Executive chairman of Breitbart News and former White House chief strategist, Steve Bannon, is leaving his job at the conservative-leaning website.
The company announced the move on Tuesday in a short post on its website.
"Steve is a valued part of our legacy, and we will always be grateful for his contributions, and what he has helped us to accomplish," Breitbart CEO Larry Solov said in the statement, which also included a comment from Bannon.
“I’m proud of what the Breitbart team has accomplished in so short a period of time in building out a world-class news platform,” Bannon said.
Later Tuesday, Bannon tweeted that Breitbart “has come along way and has really just begun its mission.”
“And you have not heard the last from me,” he said.
Bannon’s ouster follows the publication of an inflammatory new book on the Trump White House with scathing comments attributed to Bannon.
Bannon questioned Trump’s mental stability and told author Michael Wolff in Wolff’s new book “Fire and Fury: Inside the Trump White House” that he thought a meeting Donald Trump Jr. had with a Russian lawyer in June of 2016 was “treasonous” and “unpatriotic.”
“The three senior guys in the campaign thought it was a good idea to meet with a foreign government inside Trump Tower in the conference room on the 25th floor – with no lawyers.

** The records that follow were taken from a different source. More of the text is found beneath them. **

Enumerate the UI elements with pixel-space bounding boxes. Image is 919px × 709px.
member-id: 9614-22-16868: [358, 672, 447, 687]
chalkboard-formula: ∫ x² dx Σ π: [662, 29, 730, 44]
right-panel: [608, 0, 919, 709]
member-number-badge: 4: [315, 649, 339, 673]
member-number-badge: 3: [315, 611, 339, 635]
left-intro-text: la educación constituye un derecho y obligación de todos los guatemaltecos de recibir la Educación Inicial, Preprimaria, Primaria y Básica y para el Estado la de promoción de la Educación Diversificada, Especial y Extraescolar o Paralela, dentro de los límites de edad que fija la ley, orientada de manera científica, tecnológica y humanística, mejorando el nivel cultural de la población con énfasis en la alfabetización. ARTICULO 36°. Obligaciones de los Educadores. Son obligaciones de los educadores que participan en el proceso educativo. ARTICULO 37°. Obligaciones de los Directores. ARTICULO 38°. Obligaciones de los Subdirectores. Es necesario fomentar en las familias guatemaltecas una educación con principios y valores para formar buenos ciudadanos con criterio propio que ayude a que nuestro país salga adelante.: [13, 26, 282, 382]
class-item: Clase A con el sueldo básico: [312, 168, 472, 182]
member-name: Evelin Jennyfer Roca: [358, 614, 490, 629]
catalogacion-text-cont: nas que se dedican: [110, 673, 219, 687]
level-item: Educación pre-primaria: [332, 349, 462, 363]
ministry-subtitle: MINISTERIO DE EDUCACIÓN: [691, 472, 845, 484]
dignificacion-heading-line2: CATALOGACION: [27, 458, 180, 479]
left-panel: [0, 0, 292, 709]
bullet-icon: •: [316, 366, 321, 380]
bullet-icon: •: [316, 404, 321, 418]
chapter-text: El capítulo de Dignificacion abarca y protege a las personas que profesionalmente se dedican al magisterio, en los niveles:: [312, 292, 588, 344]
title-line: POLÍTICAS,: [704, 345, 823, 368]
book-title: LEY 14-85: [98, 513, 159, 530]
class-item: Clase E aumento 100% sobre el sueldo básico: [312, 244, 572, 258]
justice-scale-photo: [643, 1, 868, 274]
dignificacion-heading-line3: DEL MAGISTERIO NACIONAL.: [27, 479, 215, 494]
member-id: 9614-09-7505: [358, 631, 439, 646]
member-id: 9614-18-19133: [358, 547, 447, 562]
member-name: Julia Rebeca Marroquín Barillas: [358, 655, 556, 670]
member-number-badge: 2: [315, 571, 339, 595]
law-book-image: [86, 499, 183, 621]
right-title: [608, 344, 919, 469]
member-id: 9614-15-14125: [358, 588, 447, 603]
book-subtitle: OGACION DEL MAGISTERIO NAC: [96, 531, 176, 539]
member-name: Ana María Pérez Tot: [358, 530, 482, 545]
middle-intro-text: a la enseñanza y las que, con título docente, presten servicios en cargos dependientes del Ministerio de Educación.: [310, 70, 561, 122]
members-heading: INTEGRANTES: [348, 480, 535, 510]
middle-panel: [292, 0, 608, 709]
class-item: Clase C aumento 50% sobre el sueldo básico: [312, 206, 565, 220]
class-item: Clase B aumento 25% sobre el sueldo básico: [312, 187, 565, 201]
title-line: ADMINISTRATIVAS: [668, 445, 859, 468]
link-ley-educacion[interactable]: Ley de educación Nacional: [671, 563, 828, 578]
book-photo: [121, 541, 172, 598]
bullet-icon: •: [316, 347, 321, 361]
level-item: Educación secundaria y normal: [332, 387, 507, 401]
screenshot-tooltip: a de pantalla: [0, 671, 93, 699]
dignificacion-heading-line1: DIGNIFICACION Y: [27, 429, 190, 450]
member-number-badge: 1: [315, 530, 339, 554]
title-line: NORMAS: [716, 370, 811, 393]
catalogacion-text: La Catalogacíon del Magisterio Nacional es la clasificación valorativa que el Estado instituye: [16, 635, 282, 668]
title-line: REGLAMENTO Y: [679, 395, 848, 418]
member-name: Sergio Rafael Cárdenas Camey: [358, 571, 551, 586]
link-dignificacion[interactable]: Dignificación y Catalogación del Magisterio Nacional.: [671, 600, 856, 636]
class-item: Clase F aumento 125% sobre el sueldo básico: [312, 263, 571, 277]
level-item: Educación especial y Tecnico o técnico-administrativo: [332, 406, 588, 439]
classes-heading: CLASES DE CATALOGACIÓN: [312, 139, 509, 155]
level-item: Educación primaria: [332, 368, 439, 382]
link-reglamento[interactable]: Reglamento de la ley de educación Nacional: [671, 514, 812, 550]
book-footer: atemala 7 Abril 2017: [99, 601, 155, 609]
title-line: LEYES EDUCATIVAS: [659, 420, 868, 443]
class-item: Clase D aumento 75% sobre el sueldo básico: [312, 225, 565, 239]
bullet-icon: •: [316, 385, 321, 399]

They didn’t have any lawyers,” Wolff quoted Bannon as saying in the book. “Even if you thought that this was not treasonous, or unpatriotic, or bad (expletive), and I happen to think it’s all of that, you should have called the FBI immediately.”
In another quote from the book attributed to Bannon, he predicted authorities would get Don Jr. "They're going to crack Don Junior like an egg on national TV,” Wolff quoted Bannon as saying.
Excerpts from the book started surfacing last week and Trump and White House staffers spent most of last week denying most of Wolff’s descriptions of an Oval Office in tumoil and a president coming unhinged.
However, Bannon didn’t respond until Sunday when he tried to walk back some of the comments without officially apologizing.
"Donald Trump, Jr. is both a patriot and a good man," Bannon said in a statement Sunday first reported by Axios.
"He has been relentless in his advocacy for his father and the agenda that has helped turn our country around."
"I regret that my delay in responding to the inaccurate reporting regarding Don Jr has diverted attention from the president's historical accomplishments in the first year of (Trump's) presidency," Bannon also included in the statement.
Bannon left the White House last summer and returned to his position as executive chairman at Breitbart News, but reports indicated he had fallen out of favor with wealthy conservative backers as his comments in Wolff’s book surfaced.